Dans le petit village de Lillo, près d'Anvers, en pleine nuit du 13 août 2016, chasse aux Pokémons (et cueillette de données personnelles). Maurice Weststrate/Flickr, CC BY

Le jeu de réalité augmentée lancé sur le marché français le 24 juillet dernier compte déjà 11 millions d’adeptes dans le monde. Les dangers du jeu sont dénoncés chaque jour : accident de voiture, découverte d’un cadavre, mouvement de foule

Les règles du safe play énoncées par les conditions de service laissent sans voix :

« Vous vous engagez conjointement à votre utilisation de l’Application, à ne pas infliger de détresse émotionnelle à d’autres personnes, ni humilier d’autres personnes (publiquement ou autrement), ni menacer ni agresser d’autres personnes, ni entrer sur une propriété privée sans autorisation, ni usurper l’identité d’une autre personne ou représenter faussement quelque autre personne, titre ou entité, ni de vous engager dans une quelconque activité pouvant entraîner des blessures, la mort… » (Version du 1ᵉʳ juillet 2016)

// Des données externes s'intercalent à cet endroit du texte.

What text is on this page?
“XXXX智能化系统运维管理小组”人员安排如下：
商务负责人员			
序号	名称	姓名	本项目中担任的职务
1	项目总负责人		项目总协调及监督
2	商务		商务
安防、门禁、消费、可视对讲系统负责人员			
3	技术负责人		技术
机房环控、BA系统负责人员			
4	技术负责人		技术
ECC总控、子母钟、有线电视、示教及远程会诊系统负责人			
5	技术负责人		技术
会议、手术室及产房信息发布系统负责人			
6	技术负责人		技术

Cela n’a pas empêché la transformation d’une propriété privée en arène au Canada !

L’inscription : quand tout commence… Eduardo Woo/Flickr, CC BY-SA

Plus pernicieux, l’application s’appuie sur un large accès aux données à caractère personnel des « dresseurs », bien au-delà des besoins de son fonctionnement et leur impose de multiples clauses abusives, alors que l’étau réglementaire se resserre autour des entreprises du numérique et que les internautes sont en passe d’obtenir de nouvelles armes contre ces abus.

Pourquoi Niantic Labs est-elle l’objet d’une enquête pour atteinte à la vie privée de ses utilisateurs ? Quelles sont les sanctions encourues par la société ?

Comment Niantic accède-t-elle aux données à caractère personnel de 11 millions de dresseurs ?

Cela est rendu possible car le simple fait de cliquer sur « installer » pour jouer vaut acceptation des conditions du service. Combien de dresseurs ont-ils lu ces conditions et la politique de confidentialité de Niantic (11 000 mots) ? Trop peu… Pourtant de nombreuses alertes de violation de l’intimité de la vie privée générées par le fonctionnement du jeu circulées sur le Web et Twitter ont mené à une demande d’enquête auprès de la Federal Trade Commission. De nombreux éléments des conditions du « service » Pokemon Go sont à présent scrutés.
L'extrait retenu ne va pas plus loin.